We get it: fragrance can be confusing - and that’s because it’s marketed to you that way! At Olfactory, we make things simple, so you know exactly what you’re spritzing. Welcome to Fragrance 101!
We’ve gone over the concentrations of a fragrance and what it means to be a ‘parfum’ vs. a ‘toilette.’ But what about the way fragrances are classified?
Fragrance classification is responsible for words like ‘citrusy,’ ‘woody,’ and ‘fruity’ being used to describe scent. We enjoy the very modern and extensive Michael Edwards Fragrance Wheel to understand fragrance families.
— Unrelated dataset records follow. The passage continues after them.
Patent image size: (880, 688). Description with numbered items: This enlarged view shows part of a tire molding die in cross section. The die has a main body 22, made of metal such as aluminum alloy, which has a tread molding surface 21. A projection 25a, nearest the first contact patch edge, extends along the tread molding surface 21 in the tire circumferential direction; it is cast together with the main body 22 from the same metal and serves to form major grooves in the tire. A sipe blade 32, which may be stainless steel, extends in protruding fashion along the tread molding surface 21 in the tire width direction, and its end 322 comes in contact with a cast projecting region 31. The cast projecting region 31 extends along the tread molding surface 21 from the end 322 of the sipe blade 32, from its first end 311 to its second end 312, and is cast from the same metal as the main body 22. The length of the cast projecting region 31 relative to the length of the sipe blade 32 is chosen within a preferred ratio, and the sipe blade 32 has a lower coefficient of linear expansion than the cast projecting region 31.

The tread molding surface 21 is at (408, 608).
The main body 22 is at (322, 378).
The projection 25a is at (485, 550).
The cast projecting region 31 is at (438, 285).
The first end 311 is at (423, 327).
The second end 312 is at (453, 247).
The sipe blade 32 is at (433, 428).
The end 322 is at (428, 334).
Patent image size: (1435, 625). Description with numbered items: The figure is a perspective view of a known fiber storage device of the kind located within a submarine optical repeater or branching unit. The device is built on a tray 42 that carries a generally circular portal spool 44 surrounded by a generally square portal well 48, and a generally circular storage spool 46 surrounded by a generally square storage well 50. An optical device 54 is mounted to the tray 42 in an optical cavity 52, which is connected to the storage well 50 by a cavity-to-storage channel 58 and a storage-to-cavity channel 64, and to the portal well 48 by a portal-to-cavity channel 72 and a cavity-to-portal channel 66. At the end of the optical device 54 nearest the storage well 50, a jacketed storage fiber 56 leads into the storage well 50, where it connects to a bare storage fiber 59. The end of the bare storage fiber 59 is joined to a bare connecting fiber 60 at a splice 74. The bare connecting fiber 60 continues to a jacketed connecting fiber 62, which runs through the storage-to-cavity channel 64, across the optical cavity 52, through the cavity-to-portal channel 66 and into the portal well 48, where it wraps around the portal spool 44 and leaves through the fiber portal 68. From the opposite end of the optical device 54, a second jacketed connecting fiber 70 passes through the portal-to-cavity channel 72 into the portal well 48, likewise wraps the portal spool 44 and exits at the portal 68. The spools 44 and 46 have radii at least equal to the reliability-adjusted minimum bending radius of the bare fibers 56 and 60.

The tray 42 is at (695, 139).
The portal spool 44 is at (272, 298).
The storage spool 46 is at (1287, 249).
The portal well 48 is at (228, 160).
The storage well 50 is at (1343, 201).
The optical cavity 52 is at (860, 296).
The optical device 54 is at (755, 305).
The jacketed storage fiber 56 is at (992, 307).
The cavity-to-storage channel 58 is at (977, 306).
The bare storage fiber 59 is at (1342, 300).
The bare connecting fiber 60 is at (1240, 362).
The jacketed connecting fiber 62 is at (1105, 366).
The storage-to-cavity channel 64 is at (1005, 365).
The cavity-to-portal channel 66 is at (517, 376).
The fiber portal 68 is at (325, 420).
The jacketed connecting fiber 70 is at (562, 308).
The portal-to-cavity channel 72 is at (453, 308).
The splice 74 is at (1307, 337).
Image by Michael Edwards Fragrances of the World
According to this model, fragrances are categorized under four main families: Floral, Oriental, Fresh, and Woody, each of which have many subfamilies. The subfamilies are the nitty-gritty of fragrance classification, with each subfamily containing a handful of key fragrance ‘notes.’ For example, under the Oriental family is the ‘Woody Oriental’ subfamily, which usually will contain woody notes like cedarwood and sandalwood paired with spicy, warm notes like vanilla, incense, and cardamom. Subfamilies truly represent the sheer variety of scent combinations that we have in perfumery! Wondering where in the wheel Olfactory NYC fragrances can be found? See below!
In the Floral category, we’ve got the iris-laden Lulu, beachy-floral Blake, rosy Ryan and jasminic Taylor. To customize these scents, we find it really beautiful when floral notes like jasmine, lily, freesia, geranium, or hydrangea are added.
For our Oriental scents, Hunter and Riley take the stage with their notes of vanilla, sandal and cedarwood, and ambrette. Oriental accords like our vanilla, cardamom, and tobacco and toffee, oud, and saffron enhance these scents best.
Fresh and clean - a common request we get in our Scent Studio. Ashton, Dylan, Cam, and Max compose this category. Ashton and Max are citrusy with lemon and grapefruit, Dylan totes fruits like apple and lychee, while Cam is quite green and grassy with elemi and violet leaves. To customize these fragrances, you can’t go wrong with a blend of tart blackcurrant and patchouli or a fresh lemon and smoky tea accord.
Lastly, our Woods category houses Reed, Jayden, Rio, and Leo. Reed is a mossy, earthy blend, Leo contains leathery notes, and Jayden and Rio are grounded by dry woods like cedar. Woody, smoky accords like cedarwood and incense or an earthier sage, orris, and patchouli accord enhance these fragrances well.